Bref, dans cet exemple comme dans de nombreuses autres "modalités", c'est la preuve que la FORM a eu une naissance prématurée suivie d'une "mort subite du nourrisson", et ce dès les années qui ont suivi le Concile. On voit ainsi beaucoup d'incohérences, qui rendent l'ensemble bancal. Exemples : procession d'entrée et de sortie très solennisée avec cruciféraire, encens, encensement à l'offertoire et à la consécration, y compris avec porte cierges agenouillés à l'autel pendant l'élévation, mais toutes les oraisons lues (la plupart non chantées) à l'autel, alors qu'on chante le psaume et l'alléluia du lectionnaire. Complètement bancal. Beaucoup de frime et peu de technicité ou de bon goût.
Très souvent également on voit des prêtres prendre le formulaire de la messe lue, et de ne rien chanter sauf par exemple la préface (ou même seulement l'introduction de cette dernière). Là, c'est carrément ridicule en plus d'être absolument un "choix" présenté comme "personnel" par le célébrant ; or ce dernier n'a pas à prendre ce type d'initiative : rien n'est supposé être laissé à son appréciation personnelle, ou alors... c'est du cléricalisme. Soit c'est une [i]missa cantata[/i] et alors il faut qu'il chante tout ce qu'il a à chanter, soit c'est une [i]missa lecta[/i] alors il lit tout et ne chante rien. L'inverse existe aussi. J'ai ainsi "subi" un jour un prêtre qui - acceptant que nous chantions le formulaire de la messe chantée - a refusé de chanter sa partie au prétexte qu'il fallait "que les gens comprennent" et qui considérait qu'une oraison chantée (en français, ça va sans dire) entravait cette compréhension. Autrefois, on n'ordonnait pas si on ne savait pas chanter. Un prêtre qui ne savait pas chanter n'était pas idoine, jusqu'à une date récente. Mais que voulez vous : nous sommes en pleine régression culturelle, et le tout en toute bonne conscience. Je trouve ça inadmissible. Mais je m'éloigne de votre sujet. Car en fait la situation est vraiment grave. On en est à l'arrêt cardiaque de la liturgie en tant que telle dans 99% des lieux de culte.

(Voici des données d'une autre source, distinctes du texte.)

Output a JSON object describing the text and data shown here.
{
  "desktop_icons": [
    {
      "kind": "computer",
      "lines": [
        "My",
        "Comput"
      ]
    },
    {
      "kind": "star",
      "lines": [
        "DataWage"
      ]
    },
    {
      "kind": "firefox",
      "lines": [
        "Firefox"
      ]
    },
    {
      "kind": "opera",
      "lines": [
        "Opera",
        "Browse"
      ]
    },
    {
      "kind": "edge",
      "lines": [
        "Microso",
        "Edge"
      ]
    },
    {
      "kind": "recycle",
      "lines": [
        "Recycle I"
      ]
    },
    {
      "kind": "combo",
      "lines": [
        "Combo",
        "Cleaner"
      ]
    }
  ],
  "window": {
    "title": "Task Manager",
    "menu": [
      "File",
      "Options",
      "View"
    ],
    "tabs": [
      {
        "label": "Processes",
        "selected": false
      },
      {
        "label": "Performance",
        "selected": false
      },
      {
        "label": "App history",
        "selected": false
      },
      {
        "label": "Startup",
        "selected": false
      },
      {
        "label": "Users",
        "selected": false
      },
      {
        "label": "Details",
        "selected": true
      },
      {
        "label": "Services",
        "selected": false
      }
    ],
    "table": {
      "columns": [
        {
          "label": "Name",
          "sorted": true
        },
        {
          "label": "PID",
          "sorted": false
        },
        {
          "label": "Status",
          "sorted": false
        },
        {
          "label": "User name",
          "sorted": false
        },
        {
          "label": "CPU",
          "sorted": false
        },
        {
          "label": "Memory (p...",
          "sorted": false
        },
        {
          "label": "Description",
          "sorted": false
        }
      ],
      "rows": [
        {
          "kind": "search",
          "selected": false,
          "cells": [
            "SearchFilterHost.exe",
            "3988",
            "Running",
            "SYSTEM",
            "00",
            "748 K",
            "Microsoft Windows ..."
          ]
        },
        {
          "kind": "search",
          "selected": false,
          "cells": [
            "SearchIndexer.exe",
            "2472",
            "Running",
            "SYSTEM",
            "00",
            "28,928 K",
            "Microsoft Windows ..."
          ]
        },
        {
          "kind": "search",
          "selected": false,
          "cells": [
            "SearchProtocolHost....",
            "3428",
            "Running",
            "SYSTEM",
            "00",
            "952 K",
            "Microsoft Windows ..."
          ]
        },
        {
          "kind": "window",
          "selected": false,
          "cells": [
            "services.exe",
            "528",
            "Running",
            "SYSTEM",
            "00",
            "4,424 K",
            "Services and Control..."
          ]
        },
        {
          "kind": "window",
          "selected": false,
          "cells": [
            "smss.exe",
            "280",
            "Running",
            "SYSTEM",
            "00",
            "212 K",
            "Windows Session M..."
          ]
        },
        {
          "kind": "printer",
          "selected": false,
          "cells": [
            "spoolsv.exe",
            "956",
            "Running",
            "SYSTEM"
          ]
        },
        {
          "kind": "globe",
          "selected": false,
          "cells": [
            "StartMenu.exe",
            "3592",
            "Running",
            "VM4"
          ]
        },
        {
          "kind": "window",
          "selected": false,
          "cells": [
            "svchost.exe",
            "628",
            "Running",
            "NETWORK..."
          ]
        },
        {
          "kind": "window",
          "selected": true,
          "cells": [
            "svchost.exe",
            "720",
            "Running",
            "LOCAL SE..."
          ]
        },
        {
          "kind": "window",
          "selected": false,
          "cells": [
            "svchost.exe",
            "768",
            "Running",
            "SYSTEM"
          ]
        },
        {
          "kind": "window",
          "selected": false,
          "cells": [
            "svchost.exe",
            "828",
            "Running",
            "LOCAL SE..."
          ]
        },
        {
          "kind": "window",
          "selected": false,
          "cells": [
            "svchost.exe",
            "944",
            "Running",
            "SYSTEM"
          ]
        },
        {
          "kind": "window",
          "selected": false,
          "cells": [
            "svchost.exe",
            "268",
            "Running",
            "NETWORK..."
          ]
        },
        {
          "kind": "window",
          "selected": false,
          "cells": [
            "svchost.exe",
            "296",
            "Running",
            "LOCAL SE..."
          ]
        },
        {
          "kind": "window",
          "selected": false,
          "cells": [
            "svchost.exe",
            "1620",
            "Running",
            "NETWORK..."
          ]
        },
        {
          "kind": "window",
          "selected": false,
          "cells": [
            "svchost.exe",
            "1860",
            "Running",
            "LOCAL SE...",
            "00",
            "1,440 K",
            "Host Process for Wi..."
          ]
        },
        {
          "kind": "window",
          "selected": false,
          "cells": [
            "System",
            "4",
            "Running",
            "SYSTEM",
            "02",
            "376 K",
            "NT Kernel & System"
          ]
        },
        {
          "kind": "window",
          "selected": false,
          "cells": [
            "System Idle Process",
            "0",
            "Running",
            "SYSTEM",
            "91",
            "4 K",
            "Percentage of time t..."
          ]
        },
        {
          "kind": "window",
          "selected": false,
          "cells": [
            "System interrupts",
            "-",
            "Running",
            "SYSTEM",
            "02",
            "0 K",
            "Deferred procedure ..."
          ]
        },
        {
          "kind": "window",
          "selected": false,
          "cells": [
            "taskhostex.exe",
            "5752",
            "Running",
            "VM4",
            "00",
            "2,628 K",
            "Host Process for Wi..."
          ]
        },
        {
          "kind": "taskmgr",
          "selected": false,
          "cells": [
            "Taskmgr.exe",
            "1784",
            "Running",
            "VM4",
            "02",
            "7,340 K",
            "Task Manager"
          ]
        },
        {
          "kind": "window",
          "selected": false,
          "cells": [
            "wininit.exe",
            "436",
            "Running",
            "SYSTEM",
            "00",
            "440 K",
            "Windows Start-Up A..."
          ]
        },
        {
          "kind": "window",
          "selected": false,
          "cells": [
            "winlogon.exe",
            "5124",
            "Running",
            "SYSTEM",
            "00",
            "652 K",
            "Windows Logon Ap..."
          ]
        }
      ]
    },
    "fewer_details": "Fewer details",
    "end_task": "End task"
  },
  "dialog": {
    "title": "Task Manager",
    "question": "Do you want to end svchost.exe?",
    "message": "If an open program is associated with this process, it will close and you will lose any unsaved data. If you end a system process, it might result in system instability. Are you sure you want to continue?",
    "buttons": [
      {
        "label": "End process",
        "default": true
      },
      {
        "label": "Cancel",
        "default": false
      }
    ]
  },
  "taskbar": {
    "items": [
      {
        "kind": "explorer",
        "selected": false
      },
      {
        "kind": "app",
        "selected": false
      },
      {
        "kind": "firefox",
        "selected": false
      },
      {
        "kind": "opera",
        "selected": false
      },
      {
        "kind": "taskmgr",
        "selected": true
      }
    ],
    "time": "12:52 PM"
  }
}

A part dans de très rares endroits bien sûr qu'il nous faut soutenir, encourager, développer.
D'ailleurs dans certaines bonnes maisons, on peut voir la FERM célébrée de façon très proche de ce que demande la FORM, par un simple prêtre à la banquette pendant la "messe des catéchumènes / liturgie de la parole" et sans doublage. Et ce n'est par contre pas du tout un abus. C'est vraiment très proche de ce que souhaitait le Concile Vatican II.
Pardon pour ce long discours. Quand on me lance je ne m'arrête que tard.